CEO Reed Hastings said he doesn't expect second-quarter sub additions (about 160,000) to surpass the first quarter. He expects about 1.9 million new subs by the end of the year. The company projects 9.4 million subscribers by the end of 2008, an increase of 27% from 2007.
“All three [metrics] were record performances in six years as a public company,” Hastings said in a call with investors.
With the subscriber growth, Netflix plans to reduce marketing expenditures over the next three quarters, focusing instead on Instant Watch, its PC-based streaming service.
The service now has more than 9,000 movies and episodic TV selections.
Marketing spending increased $3 million in the quarter to $55 million, which was $17 million less compared to the same period in the previous year.
With the format war over and rentals of Blu-ray movies expected to increase as player prices drop, Hastings said the company would raise monthly fees for access to BD titles to offset the format's higher acquisition costs.
“Consumers are used to paying [a premium] for HD content in every other distribution channel, including video rental stores, VOD and cable,” Hastings said.
He expects Blu-ray rentals to remain in the single digits by the end of the year, with a slight fluctuation after Christmas following increased sales of Blu-ray players.
“As the price of Blu-ray players decline … become more widely adopted and economically important to studios, the DVD market is more likely than ever to remain enormous for many years,” Hastings said.
He said the company had teamed with three additional CE partners since the January announcement of a co-branded set-top box with LG Electronics. Co-branded devices are expected by the fourth quarter.

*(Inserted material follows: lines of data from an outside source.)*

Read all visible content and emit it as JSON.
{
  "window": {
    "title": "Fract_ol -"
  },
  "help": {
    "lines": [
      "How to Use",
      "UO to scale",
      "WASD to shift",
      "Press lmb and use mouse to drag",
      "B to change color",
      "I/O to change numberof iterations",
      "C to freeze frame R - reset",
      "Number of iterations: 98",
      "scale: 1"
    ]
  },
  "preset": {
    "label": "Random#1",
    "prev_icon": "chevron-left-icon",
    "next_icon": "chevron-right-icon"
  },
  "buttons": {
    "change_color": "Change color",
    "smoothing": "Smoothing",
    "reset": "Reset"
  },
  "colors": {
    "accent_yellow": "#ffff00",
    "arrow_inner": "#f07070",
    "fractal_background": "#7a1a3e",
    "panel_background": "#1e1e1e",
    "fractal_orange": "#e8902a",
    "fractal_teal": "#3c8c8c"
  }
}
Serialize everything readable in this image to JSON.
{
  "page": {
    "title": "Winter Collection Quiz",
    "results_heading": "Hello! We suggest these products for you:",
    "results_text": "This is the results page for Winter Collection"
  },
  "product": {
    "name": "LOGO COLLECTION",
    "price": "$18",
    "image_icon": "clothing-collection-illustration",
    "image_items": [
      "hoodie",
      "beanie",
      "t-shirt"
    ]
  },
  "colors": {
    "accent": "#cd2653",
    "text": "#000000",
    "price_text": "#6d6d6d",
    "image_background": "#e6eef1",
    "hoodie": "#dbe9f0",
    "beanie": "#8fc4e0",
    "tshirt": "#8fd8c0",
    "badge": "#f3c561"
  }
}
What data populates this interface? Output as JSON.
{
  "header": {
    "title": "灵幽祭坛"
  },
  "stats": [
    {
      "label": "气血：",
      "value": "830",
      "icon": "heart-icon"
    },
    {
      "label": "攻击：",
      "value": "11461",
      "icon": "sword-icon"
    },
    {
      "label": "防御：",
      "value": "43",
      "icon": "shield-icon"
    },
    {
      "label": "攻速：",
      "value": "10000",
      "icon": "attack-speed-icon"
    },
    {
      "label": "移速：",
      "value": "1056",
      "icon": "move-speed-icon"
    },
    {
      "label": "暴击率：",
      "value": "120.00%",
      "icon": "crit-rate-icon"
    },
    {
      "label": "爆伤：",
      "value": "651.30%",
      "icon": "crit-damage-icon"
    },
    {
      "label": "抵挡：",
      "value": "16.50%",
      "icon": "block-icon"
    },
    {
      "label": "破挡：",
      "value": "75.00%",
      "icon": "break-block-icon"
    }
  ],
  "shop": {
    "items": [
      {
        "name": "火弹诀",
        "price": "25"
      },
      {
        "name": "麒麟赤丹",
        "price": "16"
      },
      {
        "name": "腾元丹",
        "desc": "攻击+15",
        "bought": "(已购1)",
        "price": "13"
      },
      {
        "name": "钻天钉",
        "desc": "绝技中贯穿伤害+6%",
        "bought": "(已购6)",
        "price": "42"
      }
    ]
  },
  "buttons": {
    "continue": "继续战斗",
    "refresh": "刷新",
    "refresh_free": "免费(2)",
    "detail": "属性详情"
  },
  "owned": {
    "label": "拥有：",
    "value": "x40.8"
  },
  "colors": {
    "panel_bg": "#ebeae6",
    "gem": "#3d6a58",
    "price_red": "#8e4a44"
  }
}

A separate partnership with an unnamed smaller CE player is expected to produce a consumer product earlier.
Hastings said successful implementation of movies to the TV from the Internet would require a multitude of partners beyond the companies currently involved.
“These partnerships have some implementation and execution risks as with all new technologies,” Hastings said. “We'll take it year-by-year and model-by-model.”
In response to a question regarding Blockbuster's proposed acquisition bid of Circuit City, Hastings said it was too early to comment. He did say Netflix would be willing to absorb Blockbuster's online subscribers if the company was exiting the market as Wal-Mart did a few years ago.
“If Blockbuster made such a decision we could probably work something out,” Hastings said. “[But] they've been in the business for a couple of years and they've got a big investment in their online model. I anticipate them to stay in the business for the foreseeable future.”